The ideal “magic number” of times a woman should engage in sexual activity with herself or a partner each week just doesn’t exist, according to the Mayo Clinic. But when an adult woman feels little to no sexual desire, she might have lost her sex drive due to a psychological or physical medical condition. Most women can safely engage in sexual activity even while pregnant, but if they’ve lost interest in this natural behavior, it might be time to consider exactly what has caused a reduced sex drive.
About 40 percent of women suffer from a low sex drive during some point in their lives, according to the Mayo Clinic. But around 5 to 15 percent of women suffer from recurring problems with a lowered libido.
A lack of desire for sex clinically defines a low sex drive, according to the Mayo Clinic. But some women naturally desire sex more than others, so determining if your lack of interest in sex is natural or part of an underlying psychological or physical condition can be hard to determine.
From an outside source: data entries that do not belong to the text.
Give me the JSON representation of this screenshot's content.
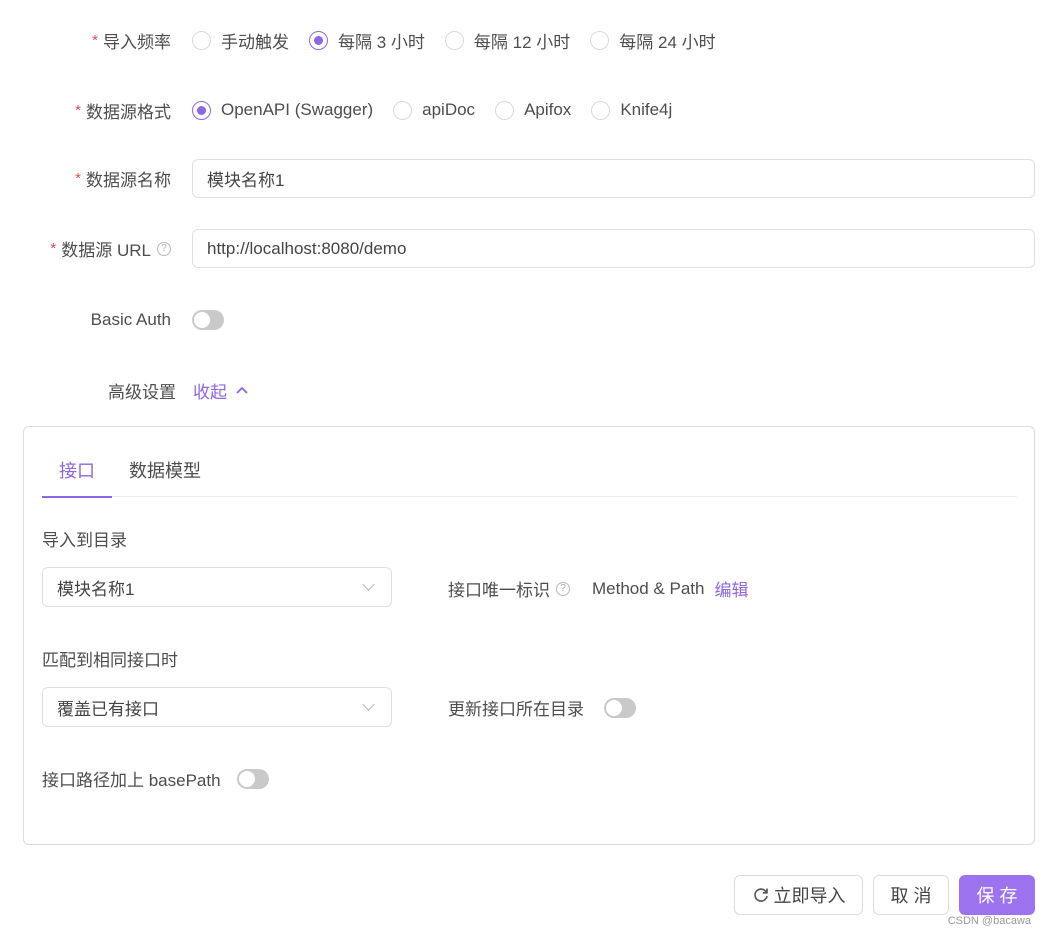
{
  "form": {
    "frequency": {
      "label": "导入频率",
      "required": "*",
      "options": [
        "手动触发",
        "每隔 3 小时",
        "每隔 12 小时",
        "每隔 24 小时"
      ],
      "selected": "每隔 3 小时"
    },
    "format": {
      "label": "数据源格式",
      "required": "*",
      "options": [
        "OpenAPI (Swagger)",
        "apiDoc",
        "Apifox",
        "Knife4j"
      ],
      "selected": "OpenAPI (Swagger)"
    },
    "name": {
      "label": "数据源名称",
      "required": "*",
      "value": "模块名称1"
    },
    "url": {
      "label": "数据源 URL",
      "required": "*",
      "help": "?",
      "value": "http://localhost:8080/demo"
    },
    "basic_auth": {
      "label": "Basic Auth",
      "enabled": false
    },
    "advanced": {
      "label": "高级设置",
      "toggle_text": "收起"
    }
  },
  "panel": {
    "tabs": [
      "接口",
      "数据模型"
    ],
    "active_tab": "接口",
    "import_dir": {
      "label": "导入到目录",
      "value": "模块名称1"
    },
    "unique_id": {
      "label": "接口唯一标识",
      "help": "?",
      "value": "Method & Path",
      "edit": "编辑"
    },
    "match": {
      "label": "匹配到相同接口时",
      "value": "覆盖已有接口"
    },
    "update_dir": {
      "label": "更新接口所在目录",
      "enabled": false
    },
    "base_path": {
      "label": "接口路径加上 basePath",
      "enabled": false
    }
  },
  "footer": {
    "import_now": "立即导入",
    "cancel": "取 消",
    "save": "保 存",
    "watermark": "CSDN @bacawa"
  },
  "colors": {
    "accent": "#8e65e6",
    "primary_button": "#9d72ef",
    "required": "#e5484d"
  }
}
If you suddenly lose interest in sex, you might have a low sex drive and consider seeking medical attention if the problem bothers you or your partner.
Medications can hamper a previously healthy libido, especially antidepressants and blood pressure remedies, according to MSN Health. Major life changes such as moving or surgery can also at least temporarily cause a low sex drive. Natural aspects of life as a woman, such as pregnancy and menopause, can also cause decreased sexual interest. Potentially serious illnesses, such as arthritis or diabetes, can also sap that sexual energy.
Some cases of decreased sex drive are preventable, according to MSN Health. Avoiding excessive use of alcohol and drugs is important for all aspects of feminine health, including the libido. Also, tired women are more likely to suffer from sexual aversion; getting plenty of rest can help restore those natural desires. Antidepressants like Wellbutrin and Remeron don’t cause sexual dysfunction and can help boost libido while treating psychological conditions such as depression and anxiety, according to the Mayo Clinic.
Potential At-Home Treatments
Kegel exercises can help restore lost sexual interest, according to the Mayo Clinic. A woman tightens her pelvic floor muscles as if she were stopping urine mid-stream and then releases those muscles. This exercise, repeated several times throughout the day, can help promote sexual health and vigor. Exercising regularly, reducing stress through techniques like meditation and even smiling more can greatly help restore a seemingly lost sex drive.